What I do care about is good intuitive information display. The most frustrating thing about looking at these medal tables is that one has to take time examining it to determine the sort order it's using - both sort orderings use the same column ordering.
All this could be avoided if these tables adopted one simple convention:
Make the column order the same as the sort order.
Consider the New York Times table above. The column order is:
country - gold - silver - bronze - total
But the sort ordering is actually:
total - gold - silver - bronze - country
So why not just lay the table out that way?
total | gold | silver | bronze | country |
---|---|---|---|---|
77 | 25 | 30 | 22 | United States |
70 | 32 | 22 | 16 | China |
53 | 14 | 21 | 18 | ROC |
48 | 15 | 18 | 15 | Great Britain |
39 | 20 | 7 | 12 | Japan |
36 | 15 | 4 | 17 | Australia |
32 | 8 | 8 | 16 | Germany |
30 | 6 | 9 | 15 | Italy |
25 | 6 | 10 | 9 | France |
23 | 6 | 8 | 9 | Netherlands |
19 | 6 | 4 | 9 | Korea |
15 | 6 | 4 | 5 | New Zealand |
We can now read the sort order along the top. The primary sort column is on the left - the first column we look at. The data more naturally reads left-to-right (and top to bottom) like ordinary text. The effect has been enhanced with some subtle bars that illustrate the magnitude of the numbers within each column but also help convey the sort order. As we can see, the leftmost column is descending in magnitude.
Now for gold order.
gold | silver | bronze | total | country |
---|---|---|---|---|
32 | 22 | 16 | 70 | China |
25 | 30 | 22 | 77 | United States |
20 | 7 | 12 | 39 | Japan |
15 | 18 | 15 | 48 | Great Britain |
4 | 17 | 36 | Australia |
|
14 | 21 | 18 | 53 | ROC |
8 | 8 | 16 | 32 | Germany |
6 | 10 | 9 | 25 | France |
9 | 15 | 30 | Italy |
|
8 | 9 | 23 | Netherlands |
|
4 | 9 | 19 | Korea |
|
5 | 15 | New Zealand |
Once again, the table flows naturally from left to right. The most critical column is leftmost. The column labels now not only describe individual columns but the nature of the table as a whole.

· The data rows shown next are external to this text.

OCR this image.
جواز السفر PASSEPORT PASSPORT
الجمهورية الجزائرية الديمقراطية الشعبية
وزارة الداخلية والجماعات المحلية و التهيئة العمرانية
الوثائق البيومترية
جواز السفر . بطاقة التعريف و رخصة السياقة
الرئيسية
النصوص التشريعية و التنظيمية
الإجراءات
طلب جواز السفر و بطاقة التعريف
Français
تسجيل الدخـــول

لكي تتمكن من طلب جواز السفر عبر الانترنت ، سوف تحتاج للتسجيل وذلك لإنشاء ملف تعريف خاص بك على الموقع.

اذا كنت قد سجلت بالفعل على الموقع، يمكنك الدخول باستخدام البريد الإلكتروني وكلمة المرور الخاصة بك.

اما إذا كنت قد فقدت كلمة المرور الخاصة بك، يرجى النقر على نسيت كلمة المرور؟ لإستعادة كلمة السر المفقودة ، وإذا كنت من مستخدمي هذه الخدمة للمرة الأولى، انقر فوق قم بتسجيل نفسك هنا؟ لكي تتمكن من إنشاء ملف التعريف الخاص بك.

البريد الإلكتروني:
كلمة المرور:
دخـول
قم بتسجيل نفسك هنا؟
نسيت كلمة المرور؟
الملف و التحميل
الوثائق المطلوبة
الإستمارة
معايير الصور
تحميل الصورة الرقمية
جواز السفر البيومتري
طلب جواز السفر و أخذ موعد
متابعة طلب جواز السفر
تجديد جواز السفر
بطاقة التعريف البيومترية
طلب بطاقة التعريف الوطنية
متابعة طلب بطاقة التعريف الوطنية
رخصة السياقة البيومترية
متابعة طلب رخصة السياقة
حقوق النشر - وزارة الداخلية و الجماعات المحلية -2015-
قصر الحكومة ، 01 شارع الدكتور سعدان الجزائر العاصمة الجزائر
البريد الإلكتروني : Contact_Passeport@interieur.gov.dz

This particular sort ordering has some ties in the primary column - this is highlighted by removing the redundant numbers within tied entries.

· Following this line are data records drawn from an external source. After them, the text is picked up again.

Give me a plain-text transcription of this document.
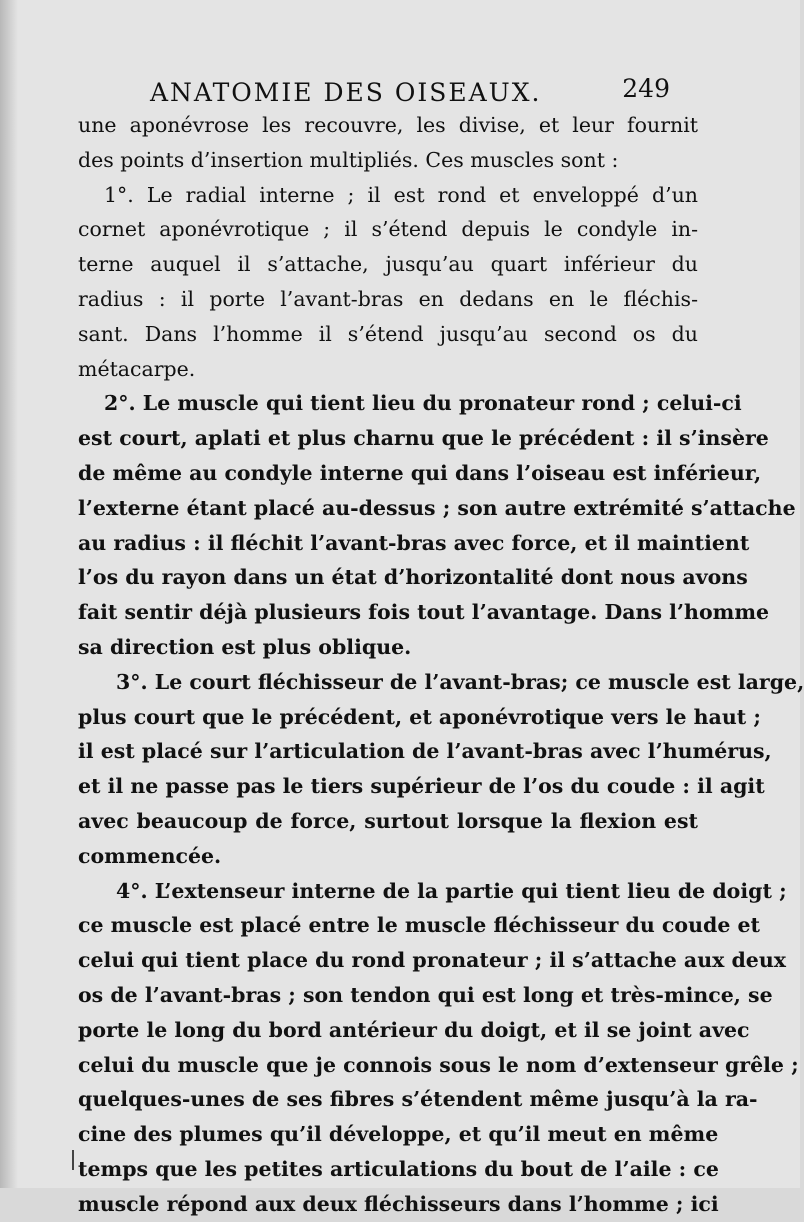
ANATOMIE DES OISEAUX.	249
une aponévrose les recouvre, les divise, et leur fournit
des points d’insertion multipliés. Ces muscles sont :
1°. Le radial interne ; il est rond et enveloppé d’un
cornet aponévrotique ; il s’étend depuis le condyle in-
terne auquel il s’attache, jusqu’au quart inférieur du
radius : il porte l’avant-bras en dedans en le fléchis-
sant. Dans l’homme il s’étend jusqu’au second os du
métacarpe.
2°. Le muscle qui tient lieu du pronateur rond ; celui-ci
est court, aplati et plus charnu que le précédent : il s’insère
de même au condyle interne qui dans l’oiseau est inférieur,
l’externe étant placé au-dessus ; son autre extrémité s’attache
au radius : il fléchit l’avant-bras avec force, et il maintient
l’os du rayon dans un état d’horizontalité dont nous avons
fait sentir déjà plusieurs fois tout l’avantage. Dans l’homme
sa direction est plus oblique.
3°. Le court fléchisseur de l’avant-bras; ce muscle est large,
plus court que le précédent, et aponévrotique vers le haut ;
il est placé sur l’articulation de l’avant-bras avec l’humérus,
et il ne passe pas le tiers supérieur de l’os du coude : il agit
avec beaucoup de force, surtout lorsque la flexion est
commencée.
4°. L’extenseur interne de la partie qui tient lieu de doigt ;
ce muscle est placé entre le muscle fléchisseur du coude et
celui qui tient place du rond pronateur ; il s’attache aux deux
os de l’avant-bras ; son tendon qui est long et très-mince, se
porte le long du bord antérieur du doigt, et il se joint avec
celui du muscle que je connois sous le nom d’extenseur grêle ;
quelques-unes de ses fibres s’étendent même jusqu’à la ra-
cine des plumes qu’il développe, et qu’il meut en même
temps que les petites articulations du bout de l’aile : ce
muscle répond aux deux fléchisseurs dans l’homme ; ici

Using sort order as column order means that the tied groupings can be easily seen this way, and for multiple levels of tie (such as with the 6-gold group) a tree-like structure emerges showing the various tie groupings.
This is useful not just for olympic medals, but for all sorts of table displays - I explore the example of an airport departure information screen here.